At last fall's count, Westport registered 230 students, while ELCS had 258.
Gallagher discussed commonalities such as the recently coordinated bell schedule, similar master schedules and that both schools have pulled their lunch programs out of the red.
“We are still looking at shared course offerings and advanced placement classes,” said Gallagher.
Westport and Elizabethtown-Lewis already share a business officer, as well as professional development and test scoring through the auspices of BOCES.
There are also itinerant services, such as school psychologists and music teachers, that have been part time at participating facilities.
Both schools utilize the School Tool student data system, have a shared CVES labor-relations specialist and independent auditor and have the same state inspector for their vehicles.
They both employ one teacher per grade level for the elementary schools.
In sports, the modified baseball and softball programs merged this season. The EKMW track team (with Keene and Moriah) has been touted for years as a paradigm of cooperation.

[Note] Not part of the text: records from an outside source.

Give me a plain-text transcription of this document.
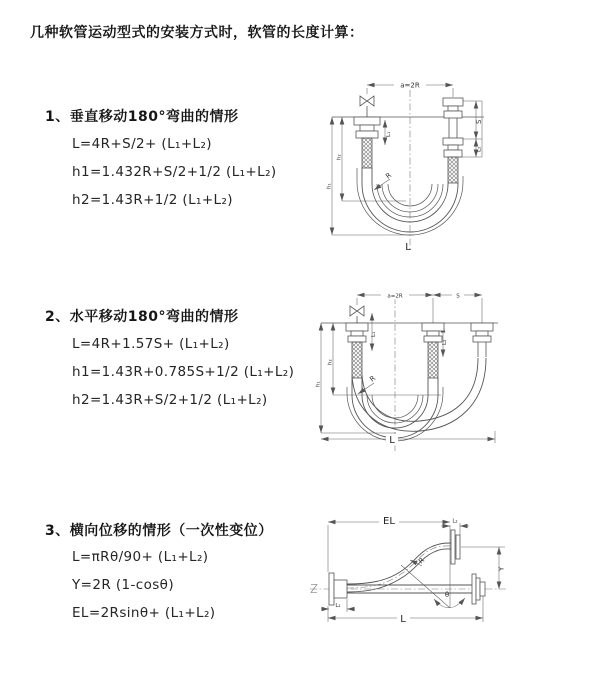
几种软管运动型式的安装方式时，软管的长度计算：
1、垂直移动180°弯曲的情形
L=4R+S/2+ (L₁+L₂)
h1=1.432R+S/2+1/2 (L₁+L₂)
h2=1.43R+1/2 (L₁+L₂)
2、水平移动180°弯曲的情形
L=4R+1.57S+ (L₁+L₂)
h1=1.43R+0.785S+1/2 (L₁+L₂)
h2=1.43R+S/2+1/2 (L₁+L₂)
3、横向位移的情形（一次性变位）
L=πRθ/90+ (L₁+L₂)
Y=2R (1-cosθ)
EL=2Rsinθ+ (L₁+L₂)
a=2R
L₁
S
L₂
h₁
h₂
R
L
a=2R	S
L₁
L₂
h₁
h₂
R
L
EL	L₂
Y
R
θ
L
L₁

Discussion ensued as to sharing faculty.
“I want to know who is going to teach in my school,” said Gallagher.
ELCS School Board member Nick Disogra added, “I am uncomfortable using a teacher as a commodity.”
As to who might be hired for shared positions, Davey responded that it would ultimately be the decision of BOCES and that they generally would consider a person who had been let go due to a reduction in staff.
Perhaps the most discussed option is the sharing of superintendents, with each school maintaining an onsite principal. Other shared positions might be a transportation director, director of student services and Committee on Special Education chair.
“We need to share and save money, but need to give the best education, such as advance placement and possibly offer an associate’s degree," WCS School Board member Dwayne Stevens said.
"This would save the kids and their parents a whole boatload of money. I can give two diddles what Albany wants.”
“We need to go into this with our eyes wide open,” Davey said.
ELCS School Board member Karin DeMuro said, “It’s our job to do everything possible, and we should keep these talks going. We have to depend on each other or we will not have a future.”
During the public-comment session, Jessica Storey said they should "reinstate instead of losing teachers and provide more opportunities. This is the best that can happen out of this.”
“What brings people and families here is looking at the School District," Jayson Fiegl said. "We should also align with the businesses. I commend the boards for looking into this.”
Recently elected ELCS School Board member and parent Doug Spilling discussed the uses of technology as he "traveled the world" from his office in Elizabethtown.
“We live in this beautiful place, and technology gives us the opportunity to be here and work. We are charged with what students will need in 20 years.”
Both boards plan to discuss some of the options at their regular June meetings and then convene again together at some future date.
It was also suggested that a consultant be hired to look at shared-services possibilities.